R‐ADVANCE: Rapid Adaptive Prediction for Vision‐based Autonomous Navigation, Control, and Evasion

• Published in: Journal of field robotics Vol. 35; no. 1; pp. 91 - 100
• Main Authors: Escobar‐Alvarez, Hector D., Johnson, Neil, Hebble, Tom, Klingebiel, Karl, Quintero, Steven A. P., Regenstein, Jacob, Browning, N. Andrew
• Format: Journal Article
• Language: English
• Published: Hoboken Wiley Subscription Services, Inc 01.01.2018
• Subjects: Adaptive control; aerial robotics; Algorithms; Autonomous navigation; BASIC (programming language); Control algorithms; Global positioning systems; GPS; GPS‐denied; High‐speed; Microprocessors; Navigation; Obstacle avoidance; Odometers; Parallel processing; perception; Satellite navigation systems; Unmanned aerial vehicles; Video data; Visual perception driven algorithms
• ISSN: 1556-4959; 1556-4967
• DOI: 10.1002/rob.21744

In this article, we present a monocular visual reactive navigation system capable of navigating at high speeds, without GPS, in unknown complex cluttered environments.
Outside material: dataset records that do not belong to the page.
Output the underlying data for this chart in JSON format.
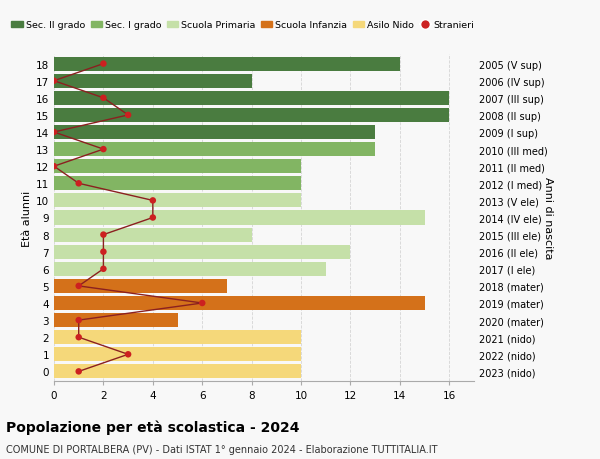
{
  "ages": [
    18,
    17,
    16,
    15,
    14,
    13,
    12,
    11,
    10,
    9,
    8,
    7,
    6,
    5,
    4,
    3,
    2,
    1,
    0
  ],
  "years": [
    "2005 (V sup)",
    "2006 (IV sup)",
    "2007 (III sup)",
    "2008 (II sup)",
    "2009 (I sup)",
    "2010 (III med)",
    "2011 (II med)",
    "2012 (I med)",
    "2013 (V ele)",
    "2014 (IV ele)",
    "2015 (III ele)",
    "2016 (II ele)",
    "2017 (I ele)",
    "2018 (mater)",
    "2019 (mater)",
    "2020 (mater)",
    "2021 (nido)",
    "2022 (nido)",
    "2023 (nido)"
  ],
  "bar_values": [
    14,
    8,
    16,
    16,
    13,
    13,
    10,
    10,
    10,
    15,
    8,
    12,
    11,
    7,
    15,
    5,
    10,
    10,
    10
  ],
  "bar_colors": [
    "#4a7c40",
    "#4a7c40",
    "#4a7c40",
    "#4a7c40",
    "#4a7c40",
    "#82b563",
    "#82b563",
    "#82b563",
    "#c5e0a8",
    "#c5e0a8",
    "#c5e0a8",
    "#c5e0a8",
    "#c5e0a8",
    "#d4711a",
    "#d4711a",
    "#d4711a",
    "#f5d87a",
    "#f5d87a",
    "#f5d87a"
  ],
  "stranieri_values": [
    2,
    0,
    2,
    3,
    0,
    2,
    0,
    1,
    4,
    4,
    2,
    2,
    2,
    1,
    6,
    1,
    1,
    3,
    1
  ],
  "xlim": [
    0,
    17
  ],
  "ylabel": "Età alunni",
  "right_label": "Anni di nascita",
  "title": "Popolazione per età scolastica - 2024",
  "subtitle": "COMUNE DI PORTALBERA (PV) - Dati ISTAT 1° gennaio 2024 - Elaborazione TUTTITALIA.IT",
  "legend_labels": [
    "Sec. II grado",
    "Sec. I grado",
    "Scuola Primaria",
    "Scuola Infanzia",
    "Asilo Nido",
    "Stranieri"
  ],
  "legend_colors": [
    "#4a7c40",
    "#82b563",
    "#c5e0a8",
    "#d4711a",
    "#f5d87a",
    "#cc2222"
  ],
  "bg_color": "#f8f8f8",
  "grid_color": "#cccccc"
}
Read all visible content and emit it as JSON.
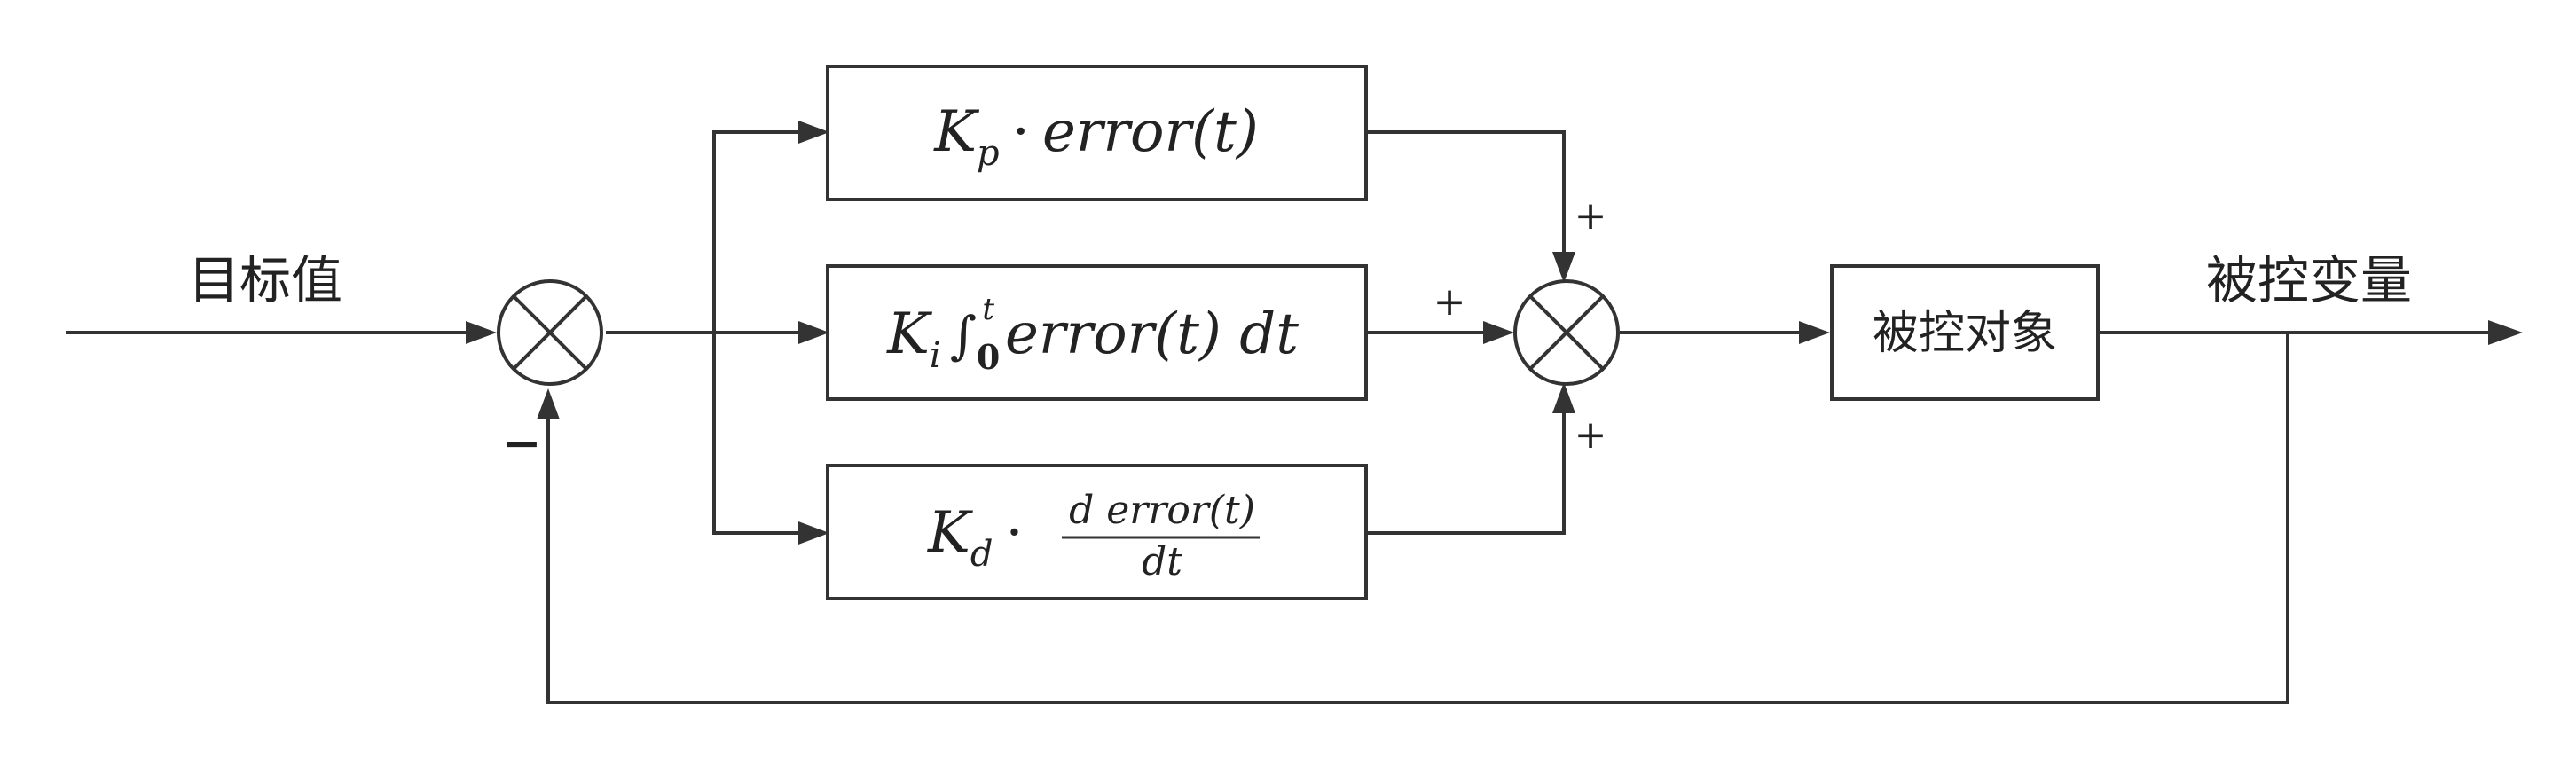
{
  "labels": {
    "setpoint": "目标值",
    "controlled_variable": "被控变量",
    "plant": "被控对象"
  },
  "blocks": {
    "proportional": {
      "gain": "K",
      "gain_sub": "p",
      "dot": "·",
      "expr": "error(t)"
    },
    "integral": {
      "gain": "K",
      "gain_sub": "i",
      "integral_sign": "∫",
      "lower": "0",
      "upper": "t",
      "expr": "error(t) dt"
    },
    "derivative": {
      "gain": "K",
      "gain_sub": "d",
      "dot": "·",
      "numerator": "d error(t)",
      "denominator": "dt"
    }
  },
  "signs": {
    "feedback_minus": "−",
    "sum_top": "+",
    "sum_left": "+",
    "sum_bottom": "+"
  }
}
The system, called R‐ADVANCE (Rapid Adaptive Prediction for Vision‐based Autonomous Navigation, Control, and Evasion), consists of a set of biologically inspired visual perception and reactive control algorithms that provide low‐computation reactive obstacle avoidance while navigating at high speeds in search of a goal object. These algorithms, along with basic planning, and augmented with low‐precision visual odometry, were implemented on a micro unmanned aerial vehicle and tested in a number of challenging environments. While each of the individual algorithmic and hardware elements has been previously studied in limited environments, this work is the first time that these novel components have been integrated and flight‐tested. To achieve fast flight, an NVIDIA Tegra TK1 was used as the main processor, allowing us to parallelize the system to process 1280 × 720 video streams at 40 fps, reaching flight speeds up to 19 m/s (≈68 km/h) or 42 mph.